Friday, June 5, 2009

Keeping a balance....

with life and God!! Wow! How hard is that? The more I read the Bible the more I want to read ...the more I read!! HA! Did I loose ya? The more I spend time in life the more I want to, the more I do! Ha! I am sure ya know what I mean! Anything that I do (ie:working, house chores, watch T.V., get on the computer, ride the four wheeler, swimming, taking care of "Shuga" the deer) other the read my bible, pray, go to church, talk about God/Jesus .....pulls me further from him it seems...so I am trying to find away to balance everything!! Basically I try to give time in the morning and/or night for reading the bible, pray 7 times a day (ok some of those prayers are just THANK YOU JESUS but those still count right??) I talk about him often....and attend Sunday morning church always! I don't know how other christians manage their lives but I am just learning ...kind of trial and error! THANK YOU JESUS! I Love you God!

Saturday, May 16, 2009

Just a thought...

I am noticing this-once I decided to take one little-bity-ity step toward him...he has actually grabbed my hand and lead me..never letting go! Once I begain reading my Bible and praying....everything is starting to fall into place like I love going to church, helping my fellow man/woman, I have a pretty constant smile on my face (even through situations that before would of really caused me to fall). I am starting to enjoy doing the good/right things in life. Like on my days off I want to get as much work as I can around the house as I can . I know this is not me it is him that lives in me. Because, I myself am nothing. But, I have had people ask me things about the bible or try to tell me things and I can "fight" the good fight with my "sword". I was blown away last night when I was able to answer someone questions and even give them the chapter I was talking about.
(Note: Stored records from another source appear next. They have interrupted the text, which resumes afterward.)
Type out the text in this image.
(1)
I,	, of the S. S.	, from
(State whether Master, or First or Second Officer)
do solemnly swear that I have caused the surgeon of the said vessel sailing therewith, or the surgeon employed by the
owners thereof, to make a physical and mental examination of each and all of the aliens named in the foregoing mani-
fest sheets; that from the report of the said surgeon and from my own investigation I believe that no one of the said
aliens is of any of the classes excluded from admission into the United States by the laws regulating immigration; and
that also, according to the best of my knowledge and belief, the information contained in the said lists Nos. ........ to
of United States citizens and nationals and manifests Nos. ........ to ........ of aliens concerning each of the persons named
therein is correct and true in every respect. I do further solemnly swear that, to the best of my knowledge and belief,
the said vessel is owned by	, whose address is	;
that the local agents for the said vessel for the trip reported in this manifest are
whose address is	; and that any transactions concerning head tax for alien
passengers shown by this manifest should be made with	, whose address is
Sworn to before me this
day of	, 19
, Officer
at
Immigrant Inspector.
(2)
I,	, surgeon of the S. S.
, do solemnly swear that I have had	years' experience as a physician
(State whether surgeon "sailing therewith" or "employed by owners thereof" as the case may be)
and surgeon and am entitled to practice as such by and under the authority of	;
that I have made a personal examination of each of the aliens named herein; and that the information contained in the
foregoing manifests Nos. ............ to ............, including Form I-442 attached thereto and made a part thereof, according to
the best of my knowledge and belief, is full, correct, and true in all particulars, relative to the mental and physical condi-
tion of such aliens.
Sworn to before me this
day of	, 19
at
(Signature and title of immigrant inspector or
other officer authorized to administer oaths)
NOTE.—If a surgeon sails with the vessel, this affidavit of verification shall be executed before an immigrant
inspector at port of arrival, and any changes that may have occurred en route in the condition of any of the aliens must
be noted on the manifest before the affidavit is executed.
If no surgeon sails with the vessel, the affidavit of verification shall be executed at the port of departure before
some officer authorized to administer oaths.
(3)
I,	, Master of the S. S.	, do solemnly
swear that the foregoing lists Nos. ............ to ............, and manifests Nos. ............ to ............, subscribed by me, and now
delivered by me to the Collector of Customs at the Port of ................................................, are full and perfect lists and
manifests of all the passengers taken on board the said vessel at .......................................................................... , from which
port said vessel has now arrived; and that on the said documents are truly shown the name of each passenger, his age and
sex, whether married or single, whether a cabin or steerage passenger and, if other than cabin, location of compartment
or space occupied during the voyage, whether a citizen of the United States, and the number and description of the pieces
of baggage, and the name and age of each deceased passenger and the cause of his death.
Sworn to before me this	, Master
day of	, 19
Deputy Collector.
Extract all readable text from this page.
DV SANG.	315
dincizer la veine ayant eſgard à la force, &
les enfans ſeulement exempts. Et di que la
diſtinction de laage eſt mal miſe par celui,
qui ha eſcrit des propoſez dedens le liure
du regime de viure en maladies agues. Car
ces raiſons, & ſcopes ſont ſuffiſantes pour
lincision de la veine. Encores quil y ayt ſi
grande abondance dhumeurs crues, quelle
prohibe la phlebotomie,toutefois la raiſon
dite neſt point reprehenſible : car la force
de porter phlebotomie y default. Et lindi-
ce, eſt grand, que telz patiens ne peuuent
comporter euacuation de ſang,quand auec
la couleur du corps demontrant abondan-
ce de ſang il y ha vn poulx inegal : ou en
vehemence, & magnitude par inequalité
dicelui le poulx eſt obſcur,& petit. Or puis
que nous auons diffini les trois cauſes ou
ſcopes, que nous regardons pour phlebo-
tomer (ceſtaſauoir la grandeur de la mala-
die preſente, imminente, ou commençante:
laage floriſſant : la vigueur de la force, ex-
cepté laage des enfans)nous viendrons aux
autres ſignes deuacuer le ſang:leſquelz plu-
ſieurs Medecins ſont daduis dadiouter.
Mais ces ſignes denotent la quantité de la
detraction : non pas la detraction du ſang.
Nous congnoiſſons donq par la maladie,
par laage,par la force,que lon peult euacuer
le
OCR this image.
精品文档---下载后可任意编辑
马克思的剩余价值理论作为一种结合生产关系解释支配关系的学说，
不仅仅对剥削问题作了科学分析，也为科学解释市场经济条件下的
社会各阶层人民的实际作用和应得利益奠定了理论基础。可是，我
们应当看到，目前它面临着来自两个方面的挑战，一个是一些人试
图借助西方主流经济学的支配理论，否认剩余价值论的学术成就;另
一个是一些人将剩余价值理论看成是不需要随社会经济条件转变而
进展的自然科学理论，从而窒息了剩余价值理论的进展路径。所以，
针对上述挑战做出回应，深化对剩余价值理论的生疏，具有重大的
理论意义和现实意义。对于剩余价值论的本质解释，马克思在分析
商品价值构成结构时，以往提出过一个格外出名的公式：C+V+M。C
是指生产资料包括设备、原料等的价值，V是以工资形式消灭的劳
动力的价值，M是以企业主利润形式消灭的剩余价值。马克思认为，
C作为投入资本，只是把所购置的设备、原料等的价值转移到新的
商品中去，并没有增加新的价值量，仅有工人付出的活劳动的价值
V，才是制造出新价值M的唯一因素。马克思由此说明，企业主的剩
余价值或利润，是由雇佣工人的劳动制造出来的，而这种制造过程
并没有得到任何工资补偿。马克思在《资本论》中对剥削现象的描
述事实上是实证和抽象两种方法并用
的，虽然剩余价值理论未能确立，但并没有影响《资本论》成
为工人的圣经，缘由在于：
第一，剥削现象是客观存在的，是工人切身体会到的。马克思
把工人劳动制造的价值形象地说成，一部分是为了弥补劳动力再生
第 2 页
I thank the holy spirit for taking over for me and using me as a vessel! I am conswtantly thirsting for more of him!

Thursday, May 14, 2009

Leviticus

That's the book I'm in and am beginning to enjoy it. I am finding that God doesn't leave room for doing certain things any other way then how he wants it done!!! It is amazing! He also had really firm punishments! Which makes me come to think that he dislikes disobedience very much!! I have always herd "the road to heaven is narrow, everyone is invited, but few get it " I still find my self dealing with certain aspects of my life that are maybe "lacking"-for example sometimes I get overwelmed and let anger get a hold of my mouth! I know not "cool" right? However, everytime I sin now days I KNOW at the VERY moment I feel a "pin-prick" in my heart!!!
Ok, if anyone has anything to "Add" -i.e.:your thoughts/point of view please comment! God Bless!